We do not have an estimate even of the number of millions, many, many of them children.
A bare handful of years into their recovery from what they call the "American war", they were invaded by China, after they chose to end the horror of the Cambodian genocide with their own military intervention.
And yet years of economic recovery later little Vietnam today is now one of Australia's closer Asian allies; we signed a strategic partnership just last year.
Today Australians help clear mines where once we laid them.
Young Australians travel to Vietnam as tourists, where our country once forced them to go as soldiers.
Australians welcomed Vietnamese refugees with more or less open arms, people who were left on the wrong side of a lost conflict and needed our help.
In my opinion the two countries have managed the sort of maturity, both on the level of individuals and of policy that would have prevented all that horror in the first place if brought to bear before hand.

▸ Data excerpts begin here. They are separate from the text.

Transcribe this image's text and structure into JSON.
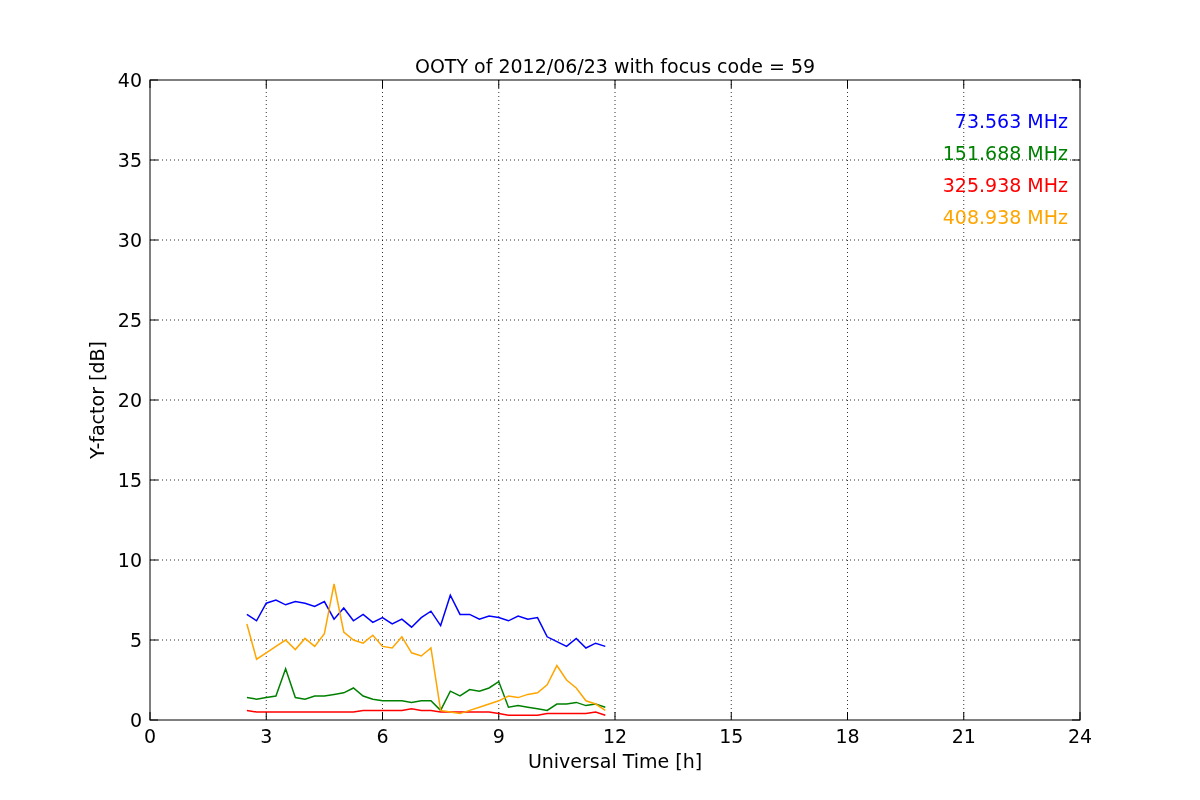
{
  "chart_data": {
    "type": "line",
    "title": "OOTY of 2012/06/23 with focus code = 59",
    "xlabel": "Universal Time [h]",
    "ylabel": "Y-factor [dB]",
    "x": [
      2.5,
      2.75,
      3,
      3.25,
      3.5,
      3.75,
      4,
      4.25,
      4.5,
      4.75,
      5,
      5.25,
      5.5,
      5.75,
      6,
      6.25,
      6.5,
      6.75,
      7,
      7.25,
      7.5,
      7.75,
      8,
      8.25,
      8.5,
      8.75,
      9,
      9.25,
      9.5,
      9.75,
      10,
      10.25,
      10.5,
      10.75,
      11,
      11.25,
      11.5,
      11.75
    ],
    "series": [
      {
        "name": "73.563 MHz",
        "color": "#0000ff",
        "values": [
          6.6,
          6.2,
          7.3,
          7.5,
          7.2,
          7.4,
          7.3,
          7.1,
          7.4,
          6.3,
          7.0,
          6.2,
          6.6,
          6.1,
          6.4,
          6.0,
          6.3,
          5.8,
          6.4,
          6.8,
          5.9,
          7.8,
          6.6,
          6.6,
          6.3,
          6.5,
          6.4,
          6.2,
          6.5,
          6.3,
          6.4,
          5.2,
          4.9,
          4.6,
          5.1,
          4.5,
          4.8,
          4.6
        ]
      },
      {
        "name": "151.688 MHz",
        "color": "#008000",
        "values": [
          1.4,
          1.3,
          1.4,
          1.5,
          3.2,
          1.4,
          1.3,
          1.5,
          1.5,
          1.6,
          1.7,
          2.0,
          1.5,
          1.3,
          1.2,
          1.2,
          1.2,
          1.1,
          1.2,
          1.2,
          0.6,
          1.8,
          1.5,
          1.9,
          1.8,
          2.0,
          2.4,
          0.8,
          0.9,
          0.8,
          0.7,
          0.6,
          1.0,
          1.0,
          1.1,
          0.9,
          1.0,
          0.8
        ]
      },
      {
        "name": "325.938 MHz",
        "color": "#ff0000",
        "values": [
          0.6,
          0.5,
          0.5,
          0.5,
          0.5,
          0.5,
          0.5,
          0.5,
          0.5,
          0.5,
          0.5,
          0.5,
          0.6,
          0.6,
          0.6,
          0.6,
          0.6,
          0.7,
          0.6,
          0.6,
          0.5,
          0.5,
          0.5,
          0.5,
          0.5,
          0.5,
          0.4,
          0.3,
          0.3,
          0.3,
          0.3,
          0.4,
          0.4,
          0.4,
          0.4,
          0.4,
          0.5,
          0.3
        ]
      },
      {
        "name": "408.938 MHz",
        "color": "#ffa500",
        "values": [
          6.0,
          3.8,
          4.2,
          4.6,
          5.0,
          4.4,
          5.1,
          4.6,
          5.4,
          8.5,
          5.5,
          5.0,
          4.8,
          5.3,
          4.6,
          4.5,
          5.2,
          4.2,
          4.0,
          4.5,
          0.6,
          0.5,
          0.4,
          0.6,
          0.8,
          1.0,
          1.2,
          1.5,
          1.4,
          1.6,
          1.7,
          2.2,
          3.4,
          2.5,
          2.0,
          1.2,
          1.0,
          0.6
        ]
      }
    ],
    "xlim": [
      0,
      24
    ],
    "ylim": [
      0,
      40
    ],
    "xticks": [
      0,
      3,
      6,
      9,
      12,
      15,
      18,
      21,
      24
    ],
    "yticks": [
      0,
      5,
      10,
      15,
      20,
      25,
      30,
      35,
      40
    ],
    "grid": true
  }
}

On both sides of that fence, the policy and process of compassion has been driven above all by veterans of the conflict.
Veterans have even developed "friendship clubs"; on the 50th anniversary of Long Tan, both sides commemorated the bloodbath battle over a beer.
On this Vietnam Veterans' Day we should certainly remember the suffering and sacrifice of those who went to fight this horrendous conflict. None knows the cost of war better than they.
But look across the world, from a worryingly unstable Eastern Europe, to a violent unjust crackdown by the Chinese state against people they claim to govern in Hong Kong.
From a US president needlessly rattling the sabre worldwide to an Australian government that continues to mistreat refugees including children.
To my mind we should definitely be seeking to find lessons from the compassion our two people - and their veterans.
Lest we forget the lessons they teach us.